Bancos e aeroportos são atacados por marginais ou terroristas. No caso dos terroristas, em que também está presente o componente do extremismo, o foco é difuso, a meta é matar o maior número de pessoas indistintamente. No ataque a escolas, o alvo não é indiscriminado. A escola não é atacada por ser um alvo mais fácil do que um quartel ou uma boca de fumo. O psicopata não se detém pela dissuasão.

Cara registrava 16 ataques a escolas no Brasil entre 2002 e 2022, sendo quatro apenas no segundo semestre do ano passado. Essa conta evidentemente já subiu.

Ele destaca em conversa com esta coluna que colocar um freio nas redes é fundamental. Há indícios de recrutamento sendo feito por meio delas. “Hoje está mais fácil monitorar as comunidades desse submundo pela ‘deep web’ do que pelas plataformas comuns”, afirma. E explica: pelas próprias características de um ambiente e de outro, quem navega pelas redes está muito mais suscetível ao recrutamento do que quem opera no subterrâneo. Não raro a captura pelo radicalismo se dá pelo Twitter, ou Tik Tok, ou plataformas de gamers e o aprofundamento da radicalização se dá na “deep web”. Como se fossem uma porta de entrada.

O Twitter chocou esta semana pela arrogância ao tratar com autoridades e com a imprensa, mas não é a rede mais problemática. Cara alerta que não está se dando a atenção devida a plataformas sociais que são usadas por gamers para trocas de mensagens. É o caso do Discord, por exemplo.

As redes sociais são o fluido em que funciona um ecossistema da radicalização que já está bastante mapeado. Na base de atentados em escolas estão supremacismo branco, misoginia, antissemitismo, homofobia, xenofobia, neonazismo, obsessão com armas, com teorias conspiratórias, com imagens de extrema violência.

Há um padrão: praticamente a totalidade dos perpetradores são homens, a maioria jovens, a maioria brancos.
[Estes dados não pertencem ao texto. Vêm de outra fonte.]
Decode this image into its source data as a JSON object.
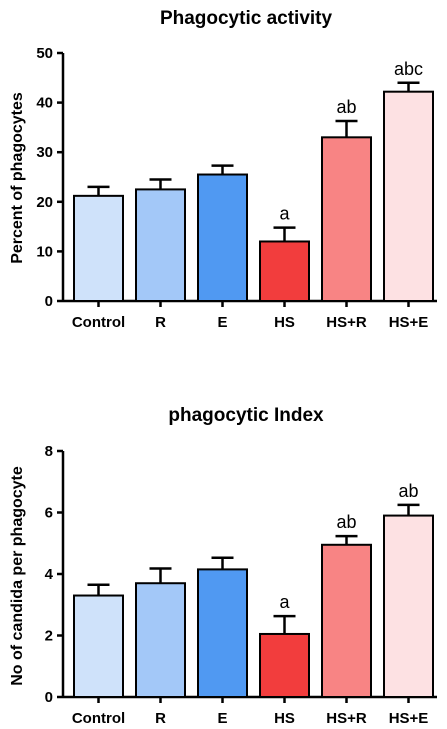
{
  "chart_data": [
    {
      "type": "bar",
      "title": "Phagocytic activity",
      "ylabel": "Percent of phagocytes",
      "xlabel": "",
      "categories": [
        "Control",
        "R",
        "E",
        "HS",
        "HS+R",
        "HS+E"
      ],
      "values": [
        21.2,
        22.5,
        25.5,
        12.0,
        33.0,
        42.2
      ],
      "errors": [
        1.8,
        2.0,
        1.8,
        2.8,
        3.3,
        1.8
      ],
      "annotations": [
        "",
        "",
        "",
        "a",
        "ab",
        "abc"
      ],
      "ylim": [
        0,
        50
      ],
      "yticks": [
        0,
        10,
        20,
        30,
        40,
        50
      ],
      "colors": [
        "#cfe2fa",
        "#a3c8f8",
        "#5099f2",
        "#f23d3d",
        "#f88484",
        "#fde1e3"
      ]
    },
    {
      "type": "bar",
      "title": "phagocytic Index",
      "ylabel": "No of candida per phagocyte",
      "xlabel": "",
      "categories": [
        "Control",
        "R",
        "E",
        "HS",
        "HS+R",
        "HS+E"
      ],
      "values": [
        3.3,
        3.7,
        4.15,
        2.05,
        4.95,
        5.9
      ],
      "errors": [
        0.35,
        0.48,
        0.38,
        0.58,
        0.28,
        0.35
      ],
      "annotations": [
        "",
        "",
        "",
        "a",
        "ab",
        "ab"
      ],
      "ylim": [
        0,
        8
      ],
      "yticks": [
        0,
        2,
        4,
        6,
        8
      ],
      "colors": [
        "#cfe2fa",
        "#a3c8f8",
        "#5099f2",
        "#f23d3d",
        "#f88484",
        "#fde1e3"
      ]
    }
  ]
}
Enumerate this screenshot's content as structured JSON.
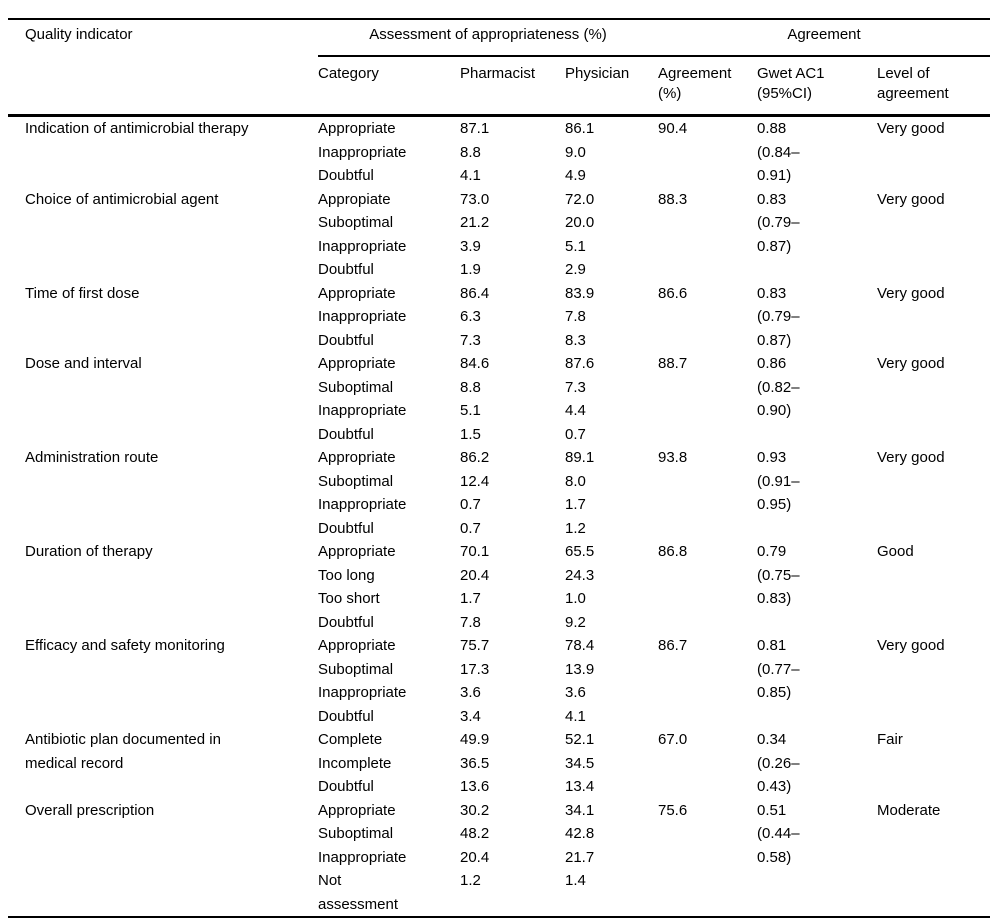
{
  "table": {
    "corner_header": "Quality indicator",
    "group_headers": {
      "assessment": "Assessment of appropriateness (%)",
      "agreement": "Agreement"
    },
    "columns": [
      "Category",
      "Pharmacist",
      "Physician",
      "Agreement\n(%)",
      "Gwet AC1\n(95%CI)",
      "Level of\nagreement"
    ],
    "groups": [
      {
        "indicator": "Indication of antimicrobial therapy",
        "agreement_pct": "90.4",
        "gwet_ac1": "0.88\n(0.84–\n0.91)",
        "level": "Very good",
        "rows": [
          {
            "category": "Appropriate",
            "pharmacist": "87.1",
            "physician": "86.1"
          },
          {
            "category": "Inappropriate",
            "pharmacist": "8.8",
            "physician": "9.0"
          },
          {
            "category": "Doubtful",
            "pharmacist": "4.1",
            "physician": "4.9"
          }
        ]
      },
      {
        "indicator": "Choice of antimicrobial agent",
        "agreement_pct": "88.3",
        "gwet_ac1": "0.83\n(0.79–\n0.87)",
        "level": "Very good",
        "rows": [
          {
            "category": "Appropiate",
            "pharmacist": "73.0",
            "physician": "72.0"
          },
          {
            "category": "Suboptimal",
            "pharmacist": "21.2",
            "physician": "20.0"
          },
          {
            "category": "Inappropriate",
            "pharmacist": "3.9",
            "physician": "5.1"
          },
          {
            "category": "Doubtful",
            "pharmacist": "1.9",
            "physician": "2.9"
          }
        ]
      },
      {
        "indicator": "Time of first dose",
        "agreement_pct": "86.6",
        "gwet_ac1": "0.83\n(0.79–\n0.87)",
        "level": "Very good",
        "rows": [
          {
            "category": "Appropriate",
            "pharmacist": "86.4",
            "physician": "83.9"
          },
          {
            "category": "Inappropriate",
            "pharmacist": "6.3",
            "physician": "7.8"
          },
          {
            "category": "Doubtful",
            "pharmacist": "7.3",
            "physician": "8.3"
          }
        ]
      },
      {
        "indicator": "Dose and interval",
        "agreement_pct": "88.7",
        "gwet_ac1": "0.86\n(0.82–\n0.90)",
        "level": "Very good",
        "rows": [
          {
            "category": "Appropriate",
            "pharmacist": "84.6",
            "physician": "87.6"
          },
          {
            "category": "Suboptimal",
            "pharmacist": "8.8",
            "physician": "7.3"
          },
          {
            "category": "Inappropriate",
            "pharmacist": "5.1",
            "physician": "4.4"
          },
          {
            "category": "Doubtful",
            "pharmacist": "1.5",
            "physician": "0.7"
          }
        ]
      },
      {
        "indicator": "Administration route",
        "agreement_pct": "93.8",
        "gwet_ac1": "0.93\n(0.91–\n0.95)",
        "level": "Very good",
        "rows": [
          {
            "category": "Appropriate",
            "pharmacist": "86.2",
            "physician": "89.1"
          },
          {
            "category": "Suboptimal",
            "pharmacist": "12.4",
            "physician": "8.0"
          },
          {
            "category": "Inappropriate",
            "pharmacist": "0.7",
            "physician": "1.7"
          },
          {
            "category": "Doubtful",
            "pharmacist": "0.7",
            "physician": "1.2"
          }
        ]
      },
      {
        "indicator": "Duration of therapy",
        "agreement_pct": "86.8",
        "gwet_ac1": "0.79\n(0.75–\n0.83)",
        "level": "Good",
        "rows": [
          {
            "category": "Appropriate",
            "pharmacist": "70.1",
            "physician": "65.5"
          },
          {
            "category": "Too long",
            "pharmacist": "20.4",
            "physician": "24.3"
          },
          {
            "category": "Too short",
            "pharmacist": "1.7",
            "physician": "1.0"
          },
          {
            "category": "Doubtful",
            "pharmacist": "7.8",
            "physician": "9.2"
          }
        ]
      },
      {
        "indicator": "Efficacy and safety monitoring",
        "agreement_pct": "86.7",
        "gwet_ac1": "0.81\n(0.77–\n0.85)",
        "level": "Very good",
        "rows": [
          {
            "category": "Appropriate",
            "pharmacist": "75.7",
            "physician": "78.4"
          },
          {
            "category": "Suboptimal",
            "pharmacist": "17.3",
            "physician": "13.9"
          },
          {
            "category": "Inappropriate",
            "pharmacist": "3.6",
            "physician": "3.6"
          },
          {
            "category": "Doubtful",
            "pharmacist": "3.4",
            "physician": "4.1"
          }
        ]
      },
      {
        "indicator": "Antibiotic plan documented in\nmedical record",
        "agreement_pct": "67.0",
        "gwet_ac1": "0.34\n(0.26–\n0.43)",
        "level": "Fair",
        "rows": [
          {
            "category": "Complete",
            "pharmacist": "49.9",
            "physician": "52.1"
          },
          {
            "category": "Incomplete",
            "pharmacist": "36.5",
            "physician": "34.5"
          },
          {
            "category": "Doubtful",
            "pharmacist": "13.6",
            "physician": "13.4"
          }
        ]
      },
      {
        "indicator": "Overall prescription",
        "agreement_pct": "75.6",
        "gwet_ac1": "0.51\n(0.44–\n0.58)",
        "level": "Moderate",
        "rows": [
          {
            "category": "Appropriate",
            "pharmacist": "30.2",
            "physician": "34.1"
          },
          {
            "category": "Suboptimal",
            "pharmacist": "48.2",
            "physician": "42.8"
          },
          {
            "category": "Inappropriate",
            "pharmacist": "20.4",
            "physician": "21.7"
          },
          {
            "category": "Not\nassessment",
            "pharmacist": "1.2",
            "physician": "1.4"
          }
        ]
      }
    ]
  }
}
Rudá Ricci, cientista social e educador radicado em Minas Gerais destaca o fato dos autores serem em geral pessoas que estão fora do mundo do trabalho, vítimas do tédio crônico. Alguém duvida do grande protagonismo do público com estas características nas redes sociais?

Os primeiros alvos são mulheres. Embora os últimos atentados no Brasil tenham sido cometidos com armas brancas, na maioria dos casos registrados houve utilização de armas de fogo.

Um atentado serve de gatilho para o outro. Os feitos de um psicopata são exemplos citados a outros e assim por diante. Às vezes a referência é Realengo (2012), às vezes Columbine (1996), ou então Suzano (2019). O efeito contágio é potencialmente maior nos primeiros 13 dias depois dos fatos, segundo Michele Prado. Cada evento prévio é o “dog whistle” para o próximo. O novo protocolo dos grandes jornais e redes de TV de não se colocar mais foco nos autores é uma tentativa de se minorar este efeito.

O que falta, e está tendo que ser imposto na marra, é um protocolo para o meio digital. A portaria que estabelece multa, suspensão de atividades, compartilhamento de informações sobre usuários, bloqueio de IPs é um primeiro passo. Falta renovar o instrumental legal – a lei de crimes de ódio no Brasil foi revisitada algumas vezes, mas é de 1989 – e estabelecer um conjunto de procedimentos de prevenção no meio escolar. Diversos sindicatos e entidades reuniram-se na terça-feira (11) para avançar nessa discussão portas adentro das escolas.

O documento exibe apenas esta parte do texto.